Dziś zabiorę Was do Grecji! Bohaterką dzisiejszego wpisu jest moussaka - typowa, grecka zapiekanka z bakłażana, mielonego mięsa i pomidorów pod sosem beszamelowym. Najlepszą moussakę w życiu jadłam na wyspie Zakynthos w tawernie Zepos. Miała dla mnie idealne proporcje wszystkich składników, była pyszna i bardzo aromatyczna. Mimo upału nie mogłam się powstrzymać i dobierałam się do gorącej, prosto z pieca - co czasem skutkowało poparzonym językiem! Ta właśnie wersja była z ziemniakami, a ziemniaki są w moussace kontrowersyjne - jedni uważają, że ich dodanie to profanacja, inni nie wyobrażają sobie bez nich tego dania. Ja fanką ziemniaków nie jestem, ale w moussace bardzo mi pasują. W przepisie korzystam z ziemniaków już wcześniej ugotowanych - to przyspiesza przygotowanie dania:)
Składniki:
500 g mielonej wołowiny
2 czerwone cebule
2-3 ząbki czosnku
1 duży bakłażan
4-5 ugotowanych ziemniaków
garść oliwek kalamata
1 puszka pomidorów Cirio
1 łyżeczka oregano
1 łyżka posiekanej natki pietruszki
1 łyżeczka soli
0,5 łyżeczki czarnego pieprzu
1 łyżeczka papryki
oliwa do smażenia
sos beszamelowy - kliknij po przepis:)
Przygotowanie:
Cebule i czosnek posiekać. Zeszklić na niewielkiej ilości oliwy z oliwek.
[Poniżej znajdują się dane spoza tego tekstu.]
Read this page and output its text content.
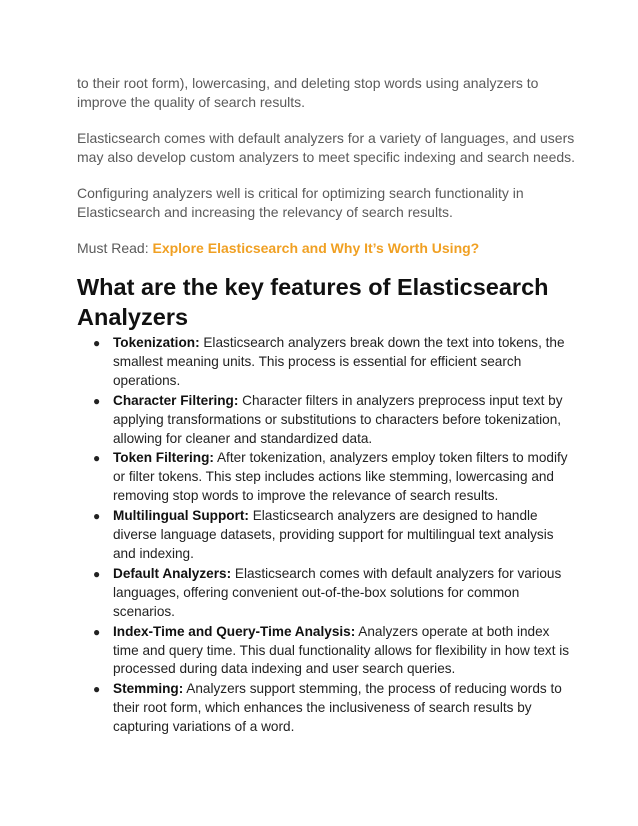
to their root form), lowercasing, and deleting stop words using analyzers to improve the quality of search results.

Elasticsearch comes with default analyzers for a variety of languages, and users may also develop custom analyzers to meet specific indexing and search needs.

Configuring analyzers well is critical for optimizing search functionality in Elasticsearch and increasing the relevancy of search results.

Must Read: Explore Elasticsearch and Why It’s Worth Using?

What are the key features of Elasticsearch Analyzers
● Tokenization: Elasticsearch analyzers break down the text into tokens, the smallest meaning units. This process is essential for efficient search operations.
● Character Filtering: Character filters in analyzers preprocess input text by applying transformations or substitutions to characters before tokenization, allowing for cleaner and standardized data.
● Token Filtering: After tokenization, analyzers employ token filters to modify or filter tokens. This step includes actions like stemming, lowercasing and removing stop words to improve the relevance of search results.
● Multilingual Support: Elasticsearch analyzers are designed to handle diverse language datasets, providing support for multilingual text analysis and indexing.
● Default Analyzers: Elasticsearch comes with default analyzers for various languages, offering convenient out-of-the-box solutions for common scenarios.
● Index-Time and Query-Time Analysis: Analyzers operate at both index time and query time. This dual functionality allows for flexibility in how text is processed during data indexing and user search queries.
● Stemming: Analyzers support stemming, the process of reducing words to their root form, which enhances the inclusiveness of search results by capturing variations of a word.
Dodać mięso i podsmażyć aż zmieni kolor. Zalać pomidorami z puszki, lekko rozgniatając widelcem. Doprawić solą, pieprzem, ziołami i dusić na wolnym ogniu przez 5 minut. Spróbować i ewentualnie doprawić solą i pieprzem. Bakłażany pokroić na centymetrowe plastry, posmarować oliwą i włożyć do piekarnika nagrzanego do 180 stopni na 10 minut, następnie przekręcić i piec jeszcze przez 5 minut. Po wyjęciu odrobinę posolić. Ziemniaki pokroić w plastry ok. 0,5 cm, lekko posolić. Podsmażyć na złoto na patelni z oliwą. W naczyniu żaroodpornym ułożyć ziemniaki, na nich bakłażana, następnie warstwę sosu mięsno-pomidorowego, na to znowu bakłażan i ziemniaki, jeśli jeszcze kilka plastrów zostało. Wszystko zalewamy sosem beszamelowym (polecam przepis z Canelloni) i zapiec w piekarniku nagrzanym do 170 stopni przez 20 minut. Na 5 minut przed końcem pieczenia ułożyć na wierzchu oliwki i posypać parmezanem.